Jordan also asked for Twitter to explain whether it “intends to report its actions to the Federal Election Commission as an in-kind contribution to the Biden campaign.”

Those questions come after President Trump on Thursday accused Twitter and Facebook of being a “third arm of the DNC.”

“It is out of control,” the president said. “And it’s like a third arm, maybe a first arm, of the DNC — Twitter, and Facebook, they’re all, they’re — like really, it’s a massive campaign contribution.”

The president added: “This is a third arm of the DNC. The radical left movement — and that’s the biggest problem our country has. It’s not with the right. It's with the left. The radical left is the biggest — Antifa and that scum — is the thing that’s hurting our country.”

The controversy came after the New York Post obtained emails that reveal that Hunter Biden purportedly introduced his father to a top executive at Burisma Holdings in 2015.

The Post report revealed that Biden, at Hunter’s request, allegedly met with Burisma adviser Vadym Pozharskyi in April 2015 in Washington, D.C. The meeting was mentioned in an email of appreciation, according to the Post, that Pozharskyi sent to Hunter Biden on April 17, 2015 — a year after Hunter took on his position on the board of Burisma, and a year prior to Biden helping to push Ukrainian prosecutor Viktor Shokin out of his job. Shokin was investigating Burisma.
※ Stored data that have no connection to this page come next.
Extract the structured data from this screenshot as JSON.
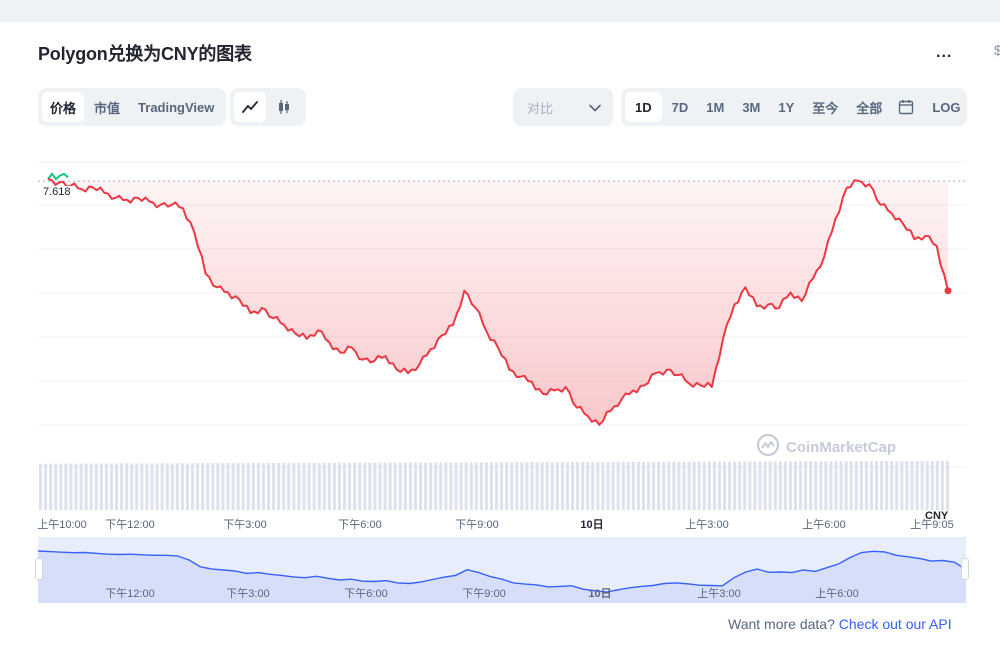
{
  "title": "Polygon兑换为CNY的图表",
  "more_label": "...",
  "right_edge_glyph": "$",
  "view_tabs": [
    {
      "label": "价格",
      "active": true
    },
    {
      "label": "市值",
      "active": false
    },
    {
      "label": "TradingView",
      "active": false
    }
  ],
  "chart_type_icons": [
    "line-chart-icon",
    "candlestick-icon"
  ],
  "compare": {
    "label": "对比",
    "icon": "chevron-down-icon"
  },
  "range_tabs": [
    {
      "label": "1D",
      "active": true
    },
    {
      "label": "7D",
      "active": false
    },
    {
      "label": "1M",
      "active": false
    },
    {
      "label": "3M",
      "active": false
    },
    {
      "label": "1Y",
      "active": false
    },
    {
      "label": "至今",
      "active": false
    },
    {
      "label": "全部",
      "active": false
    }
  ],
  "calendar_icon": "calendar-icon",
  "log_label": "LOG",
  "open_price_label": "7.618",
  "currency_label": "CNY",
  "watermark": "CoinMarketCap",
  "colors": {
    "down": "#ea3943",
    "up": "#16c784",
    "navigator_line": "#3861fb",
    "volume": "#cfd6e4",
    "link": "#3861fb"
  },
  "chart_data": {
    "type": "line",
    "reference_value": 7.618,
    "x_tick_labels": [
      "上午10:00",
      "下午12:00",
      "下午3:00",
      "下午6:00",
      "下午9:00",
      "10日",
      "上午3:00",
      "上午6:00",
      "上午9:05"
    ],
    "series": [
      {
        "values": [
          7.63,
          7.61,
          7.59,
          7.57,
          7.58,
          7.55,
          7.52,
          7.51,
          7.52,
          7.5,
          7.48,
          7.48,
          7.46,
          7.32,
          7.08,
          7.0,
          6.97,
          6.93,
          6.85,
          6.88,
          6.82,
          6.78,
          6.73,
          6.7,
          6.75,
          6.68,
          6.62,
          6.65,
          6.58,
          6.57,
          6.6,
          6.52,
          6.5,
          6.55,
          6.64,
          6.72,
          6.78,
          6.98,
          6.88,
          6.74,
          6.65,
          6.52,
          6.48,
          6.45,
          6.38,
          6.4,
          6.42,
          6.3,
          6.25,
          6.2,
          6.28,
          6.35,
          6.4,
          6.43,
          6.5,
          6.52,
          6.49,
          6.44,
          6.43,
          6.42,
          6.7,
          6.9,
          7.0,
          6.89,
          6.9,
          6.88,
          6.97,
          6.92,
          7.05,
          7.18,
          7.4,
          7.58,
          7.62,
          7.6,
          7.48,
          7.43,
          7.37,
          7.28,
          7.3,
          7.24,
          6.98
        ]
      }
    ],
    "volume_series": [
      0.45,
      0.46,
      0.46,
      0.47,
      0.47,
      0.48,
      0.48,
      0.49,
      0.49,
      0.5,
      0.5,
      0.51,
      0.51,
      0.52,
      0.52,
      0.53,
      0.53,
      0.54,
      0.54,
      0.55,
      0.55,
      0.56,
      0.56,
      0.57,
      0.57,
      0.58,
      0.58,
      0.59,
      0.59,
      0.6,
      0.6,
      0.61,
      0.61,
      0.62,
      0.62,
      0.63,
      0.63,
      0.64,
      0.64,
      0.65
    ],
    "grid": true,
    "legend": "none"
  },
  "navigator": {
    "labels": [
      "下午12:00",
      "下午3:00",
      "下午6:00",
      "下午9:00",
      "10日",
      "上午3:00",
      "上午6:00"
    ]
  },
  "footer": {
    "text": "Want more data?",
    "link": "Check out our API"
  }
}
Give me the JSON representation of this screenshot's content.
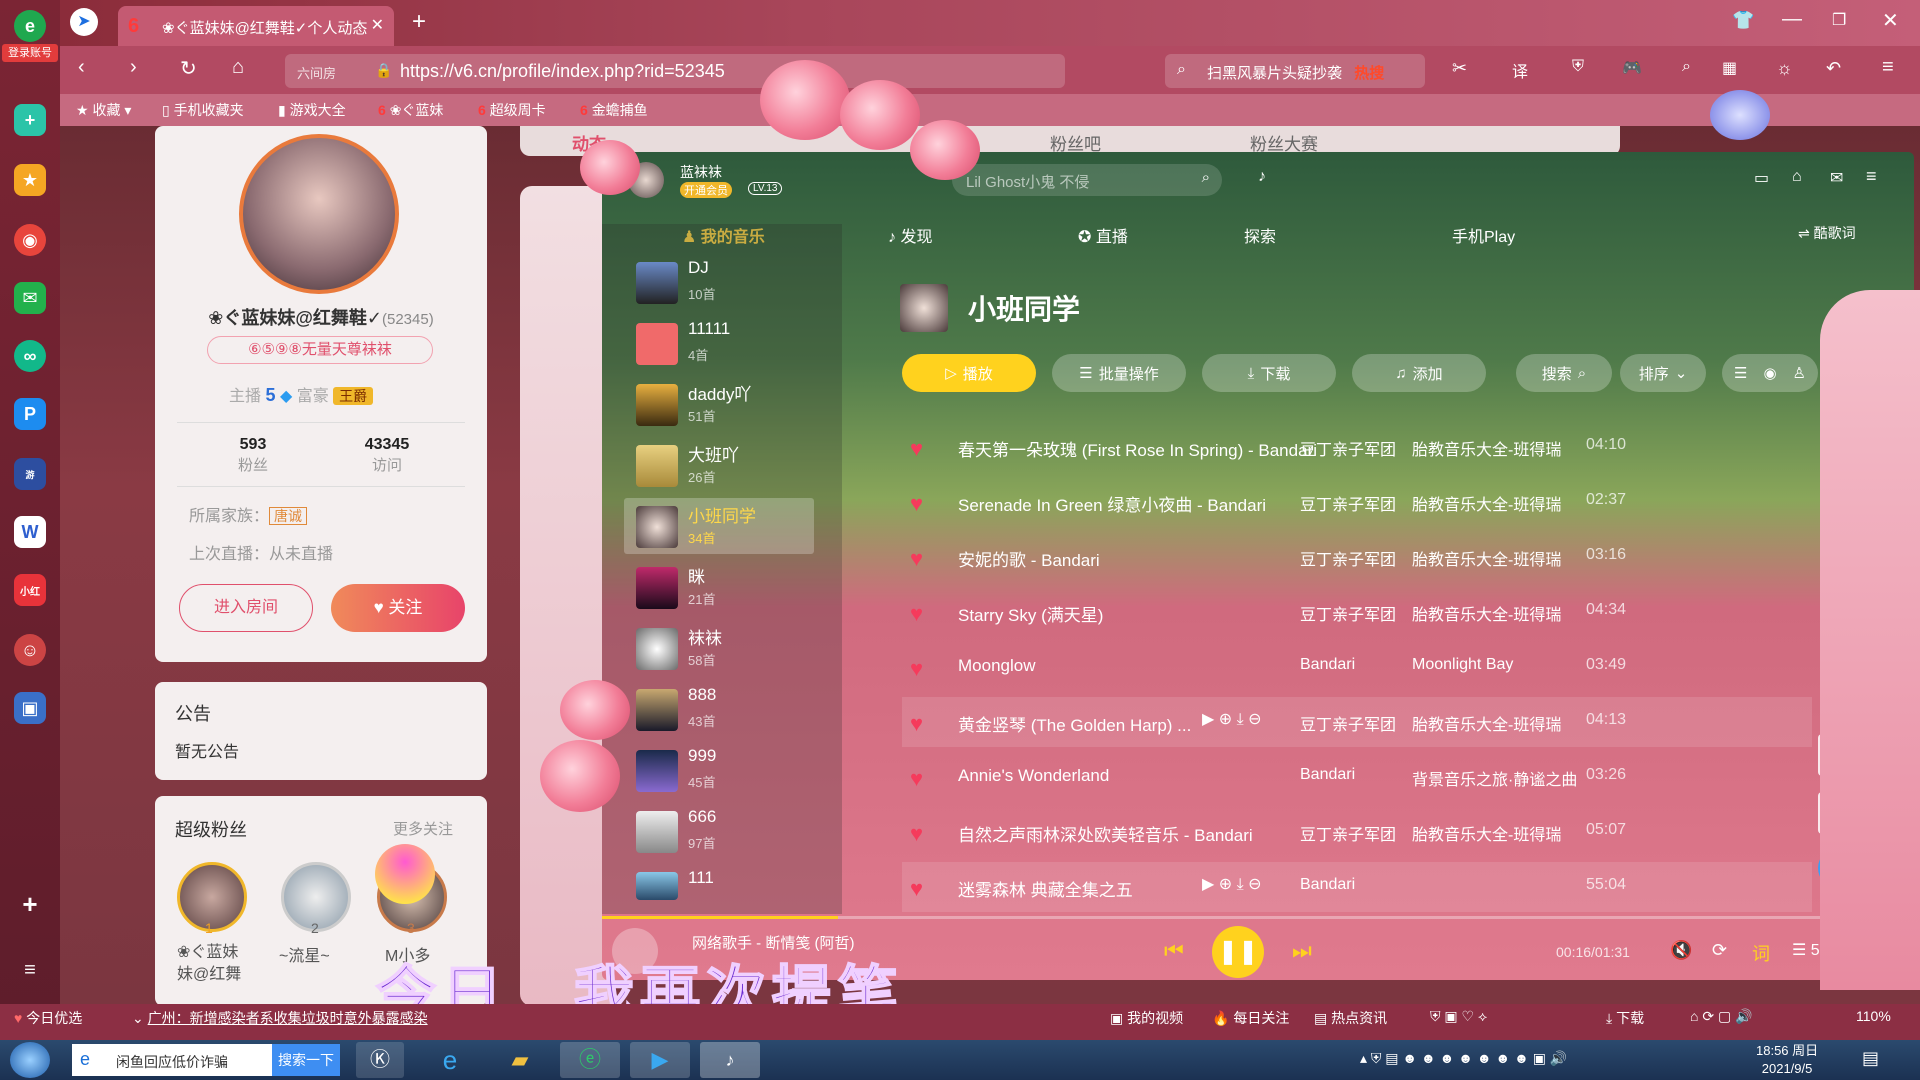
{
  "browser": {
    "tab_title": "❀ぐ蓝妹妹@红舞鞋✓个人动态",
    "url": "https://v6.cn/profile/index.php?rid=52345",
    "url_prefix": "六间房",
    "search_hint": "扫黑风暴片头疑抄袭",
    "search_badge": "热搜",
    "login_label": "登录账号",
    "bookmarks": [
      "收藏",
      "手机收藏夹",
      "游戏大全",
      "❀ぐ蓝妹",
      "超级周卡",
      "金蟾捕鱼"
    ]
  },
  "profile": {
    "name": "❀ぐ蓝妹妹@红舞鞋✓",
    "rid": "(52345)",
    "motto": "⑥⑤⑨⑧无量天尊袜袜",
    "level_label": "主播",
    "level_num": "5",
    "wealth_label": "富豪",
    "wealth_badge": "王爵",
    "fans_count": "593",
    "fans_label": "粉丝",
    "visits_count": "43345",
    "visits_label": "访问",
    "family_label": "所属家族：",
    "family_badge": "唐诚",
    "last_live": "上次直播：从未直播",
    "enter_room": "进入房间",
    "follow": "关注"
  },
  "notice": {
    "title": "公告",
    "content": "暂无公告"
  },
  "superfans": {
    "title": "超级粉丝",
    "more": "更多关注",
    "fans": [
      {
        "rank": "1",
        "name": "❀ぐ蓝妹\n妹@红舞"
      },
      {
        "rank": "2",
        "name": "~流星~"
      },
      {
        "rank": "3",
        "name": "M小多"
      }
    ]
  },
  "bg_tabs": [
    "动态",
    "粉丝吧",
    "粉丝大赛"
  ],
  "player": {
    "user_name": "蓝袜袜",
    "vip_badge": "开通会员",
    "level_badge": "LV.13",
    "search_placeholder": "Lil Ghost小鬼 不侵",
    "nav": [
      "我的音乐",
      "发现",
      "直播",
      "探索",
      "手机Play",
      "酷歌词"
    ],
    "playlists": [
      {
        "name": "DJ",
        "count": "10首"
      },
      {
        "name": "11111",
        "count": "4首"
      },
      {
        "name": "daddy吖",
        "count": "51首"
      },
      {
        "name": "大班吖",
        "count": "26首"
      },
      {
        "name": "小班同学",
        "count": "34首"
      },
      {
        "name": "眯",
        "count": "21首"
      },
      {
        "name": "袜袜",
        "count": "58首"
      },
      {
        "name": "888",
        "count": "43首"
      },
      {
        "name": "999",
        "count": "45首"
      },
      {
        "name": "666",
        "count": "97首"
      },
      {
        "name": "111",
        "count": ""
      }
    ],
    "playlist_title": "小班同学",
    "toolbar": {
      "play": "播放",
      "batch": "批量操作",
      "download": "下载",
      "add": "添加",
      "search": "搜索",
      "sort": "排序"
    },
    "songs": [
      {
        "title": "春天第一朵玫瑰 (First Rose In Spring) - Bandari",
        "artist": "豆丁亲子军团",
        "album": "胎教音乐大全-班得瑞",
        "duration": "04:10"
      },
      {
        "title": "Serenade In Green 绿意小夜曲 - Bandari",
        "artist": "豆丁亲子军团",
        "album": "胎教音乐大全-班得瑞",
        "duration": "02:37"
      },
      {
        "title": "安妮的歌 - Bandari",
        "artist": "豆丁亲子军团",
        "album": "胎教音乐大全-班得瑞",
        "duration": "03:16"
      },
      {
        "title": "Starry Sky (满天星)",
        "artist": "豆丁亲子军团",
        "album": "胎教音乐大全-班得瑞",
        "duration": "04:34"
      },
      {
        "title": "Moonglow",
        "artist": "Bandari",
        "album": "Moonlight Bay",
        "duration": "03:49"
      },
      {
        "title": "黄金竖琴 (The Golden Harp) ...",
        "artist": "豆丁亲子军团",
        "album": "胎教音乐大全-班得瑞",
        "duration": "04:13"
      },
      {
        "title": "Annie's Wonderland",
        "artist": "Bandari",
        "album": "背景音乐之旅·静谧之曲",
        "duration": "03:26"
      },
      {
        "title": "自然之声雨林深处欧美轻音乐 - Bandari",
        "artist": "豆丁亲子军团",
        "album": "胎教音乐大全-班得瑞",
        "duration": "05:07"
      },
      {
        "title": "迷雾森林 典藏全集之五",
        "artist": "Bandari",
        "album": "",
        "duration": "55:04"
      }
    ],
    "now_playing": "网络歌手 - 断情笺 (阿哲)",
    "time": "00:16/01:31",
    "progress": 0.18,
    "lyric_btn": "词",
    "queue_count": "5",
    "lyric_overlay": "今日　我再次提笔"
  },
  "statusbar": {
    "news_label": "今日优选",
    "news": "广州：新增感染者系收集垃圾时意外暴露感染",
    "items": [
      "我的视频",
      "每日关注",
      "热点资讯",
      "下载"
    ],
    "zoom": "110%"
  },
  "taskbar": {
    "search_text": "闲鱼回应低价诈骗",
    "search_btn": "搜索一下",
    "time": "18:56 周日",
    "date": "2021/9/5"
  }
}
“Dear Hunter, thank you for inviting me to DC and giving an opportunity to meet your father and spent some time together. It’s realty [sic] an honor and pleasure,” the email read.

Biden and Biden allies have maintained, though, that his intervention prompting the firing of Shokin had nothing to do with his son, but rather was tied to corruption concerns.

The emails turned up in the hard drive of a laptop dropped off at a repair shop in 2019, the Post reported, adding that a copy of the hard drive ended up in the hands of Robert Costello, a lawyer for Rudy Giuliani, a personal attorney for President Trump.

The Biden campaign hit back on Wednesday: "Investigations by the press, during impeachment, and even by two Republican-led Senate committees whose work was decried as 'not legitimate' and political by a GOP colleague have all reached the same conclusion: that Joe Biden carried out official U.S. policy toward Ukraine and engaged in no wrongdoing.”

A Biden campaign spokesman said that Trump administration officials testified that the former vice president did not engage in wrongdoing.

"The New York Post never asked the Biden campaign about the critical elements of this story," Biden campaign spokesman Andrew Bates said. "They certainly never raised that Rudy Giuliani -- whose discredited conspiracy theories and alliance with figures connected to Russian intelligence have been widely reported -- claimed to have such materials.”

Bates said campaign officials also reviewed Biden's official schedules from the time and the meeting alleged by the New York Post did not take place.

Meanwhile, the Senate Judiciary Committee said Thursday that it plans to subpoena Dorsey to appear to testify before the panel on Oct. 23.